Dans les vieilles écoles médiévales où se bousculaient quelques étudiants, l’atmosphère est celle d’un recueillement qui sied à la sagesse précaire. L’oeil y est constamment attiré et stimulé par des détails de décoration infinis. L’oeil est diverti et se perd.

L’oeil se perd car on cherche à étourdir l’esprit, on recherche l’ivresse sans alcool. L’ivresse dans les mots, dans les sons, dans la profusion des signes.

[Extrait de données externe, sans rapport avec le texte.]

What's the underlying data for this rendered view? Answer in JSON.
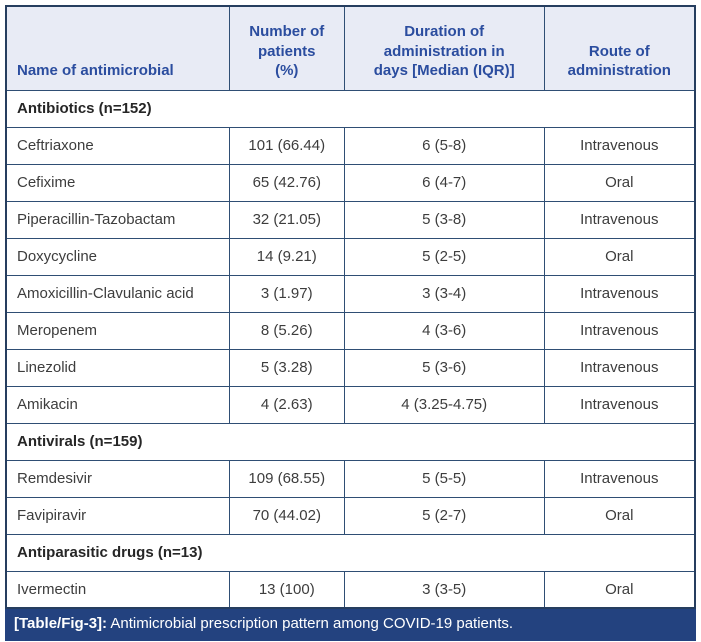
{
  "accent_colors": {
    "header_bg": "#e8ebf5",
    "header_text": "#2b4d9f",
    "border": "#2f4e74",
    "caption_bg": "#23427f",
    "caption_text": "#ffffff"
  },
  "table": {
    "columns": [
      "Name of antimicrobial",
      "Number of\npatients\n(%)",
      "Duration of\nadministration in\ndays [Median (IQR)]",
      "Route of\nadministration"
    ],
    "rows": [
      {
        "type": "section",
        "label": "Antibiotics (n=152)"
      },
      {
        "type": "data",
        "name": "Ceftriaxone",
        "patients": "101 (66.44)",
        "duration": "6 (5-8)",
        "route": "Intravenous"
      },
      {
        "type": "data",
        "name": "Cefixime",
        "patients": "65 (42.76)",
        "duration": "6 (4-7)",
        "route": "Oral"
      },
      {
        "type": "data",
        "name": "Piperacillin-Tazobactam",
        "patients": "32 (21.05)",
        "duration": "5 (3-8)",
        "route": "Intravenous"
      },
      {
        "type": "data",
        "name": "Doxycycline",
        "patients": "14 (9.21)",
        "duration": "5 (2-5)",
        "route": "Oral"
      },
      {
        "type": "data",
        "name": "Amoxicillin-Clavulanic acid",
        "patients": "3 (1.97)",
        "duration": "3 (3-4)",
        "route": "Intravenous"
      },
      {
        "type": "data",
        "name": "Meropenem",
        "patients": "8 (5.26)",
        "duration": "4 (3-6)",
        "route": "Intravenous"
      },
      {
        "type": "data",
        "name": "Linezolid",
        "patients": "5 (3.28)",
        "duration": "5 (3-6)",
        "route": "Intravenous"
      },
      {
        "type": "data",
        "name": "Amikacin",
        "patients": "4 (2.63)",
        "duration": "4 (3.25-4.75)",
        "route": "Intravenous"
      },
      {
        "type": "section",
        "label": "Antivirals (n=159)"
      },
      {
        "type": "data",
        "name": "Remdesivir",
        "patients": "109 (68.55)",
        "duration": "5 (5-5)",
        "route": "Intravenous"
      },
      {
        "type": "data",
        "name": "Favipiravir",
        "patients": "70 (44.02)",
        "duration": "5 (2-7)",
        "route": "Oral"
      },
      {
        "type": "section",
        "label": "Antiparasitic drugs (n=13)"
      },
      {
        "type": "data",
        "name": "Ivermectin",
        "patients": "13 (100)",
        "duration": "3 (3-5)",
        "route": "Oral"
      }
    ]
  },
  "caption": {
    "tag": "[Table/Fig-3]:",
    "text": " Antimicrobial prescription pattern among COVID-19 patients."
  }
}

L’art islamique se dévoile dans une de ses caractéristiques les plus charmantes : un art de l’ascèse qui passe par le débordement des plaisirs plutôt que par leurs restrictions.
Fès, au nord du Maroc. C’est ici qu’au XIVe siècle, les brillants sultans de la dynastie berbère Mérinides ont voulu construire une capitale culturelle et n’ont reculé devant aucune dépense. Il n’est pas indifférent que leurs chefs d’oeuvre les plus marquants soient précisément des medersa (écoles, ou université).
Abou Inan Faris, le dernier sultan mérinides avant le déclin, a donné son nom à plusieurs medersa au Maroc, dont celle de Fès. Il s’est aussi illustré en accueillant le grand voyageur Ibn Battuta et en lui permettant d’écrire son grand récit de voyage qui immortalise le nom de Fès.
C’est ici, mes frères, dans la Medersa Bou Inania, havre de paix dans le tumulte des ruelles de Fès, qu’Ibn Battuta venait parfois enseigner la géographie et l’anthropologie aux étudiants. Par contrat, il devait passer un peu de temps avec la jeunesse de Fès et l’édifier un peu avec le récit de ses voyages. Ibn Battuta faisait rêver les jeunes du Maroc comme les lettrés d’Andalousie.

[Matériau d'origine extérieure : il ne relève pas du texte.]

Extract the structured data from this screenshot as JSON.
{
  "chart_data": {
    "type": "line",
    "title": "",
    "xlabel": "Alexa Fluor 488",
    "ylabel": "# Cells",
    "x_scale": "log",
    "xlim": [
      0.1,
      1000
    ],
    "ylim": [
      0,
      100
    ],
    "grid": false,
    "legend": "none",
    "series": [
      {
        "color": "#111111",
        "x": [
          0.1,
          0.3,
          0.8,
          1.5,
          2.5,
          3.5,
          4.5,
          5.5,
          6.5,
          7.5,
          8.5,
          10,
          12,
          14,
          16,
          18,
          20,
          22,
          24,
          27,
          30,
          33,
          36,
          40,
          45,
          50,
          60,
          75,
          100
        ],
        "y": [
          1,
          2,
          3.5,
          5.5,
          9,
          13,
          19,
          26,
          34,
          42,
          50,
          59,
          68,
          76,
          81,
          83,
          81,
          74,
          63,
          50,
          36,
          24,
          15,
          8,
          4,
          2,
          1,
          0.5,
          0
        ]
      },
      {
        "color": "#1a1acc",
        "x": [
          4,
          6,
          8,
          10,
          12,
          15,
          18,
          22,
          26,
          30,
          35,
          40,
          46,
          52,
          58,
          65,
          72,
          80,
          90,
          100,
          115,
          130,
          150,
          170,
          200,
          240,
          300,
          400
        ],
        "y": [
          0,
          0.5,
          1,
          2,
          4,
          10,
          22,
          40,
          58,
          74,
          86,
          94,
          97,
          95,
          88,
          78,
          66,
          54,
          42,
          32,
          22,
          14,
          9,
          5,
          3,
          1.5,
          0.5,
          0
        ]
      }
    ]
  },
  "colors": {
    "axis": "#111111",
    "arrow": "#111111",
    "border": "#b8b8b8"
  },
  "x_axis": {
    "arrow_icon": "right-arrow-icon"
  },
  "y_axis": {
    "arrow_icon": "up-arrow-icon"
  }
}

Quand il n’y avait pas cours, ni professeurs, ni obligation d’aucune sorte, les étudiants pouvaient toujours venir et profiter de la sagesse étourdissante qui s’étale, encore aujourd’hui, sur les façades intérieures de l’école.
Un art décoratif qui a rendu fous des orientalistes français. Venus apprendre, venus contempler, ils se sont mis en tête d’imiter et de reproduire les motifs décoratifs de l’art d’islam, et cela leur a fait tourner la tête.

C’est un art devant lequel il faut faire silence et prier, parce qu’on se sent perdu et pourtant dirigé par un ordre supérieur que l’oeil ne parvient pas à dominer.

C’est pourquoi l’eau, la fontaine, coule au centre des vieilles écoles de Fès.
Non seulement on peut s’y laver (on n’oublie pas l’obsession de la propreté chez les musulmans),
non seulement on y trouve la fraîcheur sacrée (on n’oublie pas le bonheur simple de s’asperger d’eau claire quand il fait chaud), obsession naturelle d’une culture née dans le désert,
non seulement on fait jaillir le bien le plus précieux au centre de l’enseignement coranique pour souligner la dimension miraculeuse de la parole divine,
mais aussi, l’eau incarne l’absence de motifs décoratifs, l’absence de forme plastique, le vide des couleurs. L’étudiant, dont l’esprit et les sens sont chamboulés par la prolifération des formes à contempler, peut trouver refuge vers l’eau muette, l’eau informe, l’eau incolore, la transparence du savoir.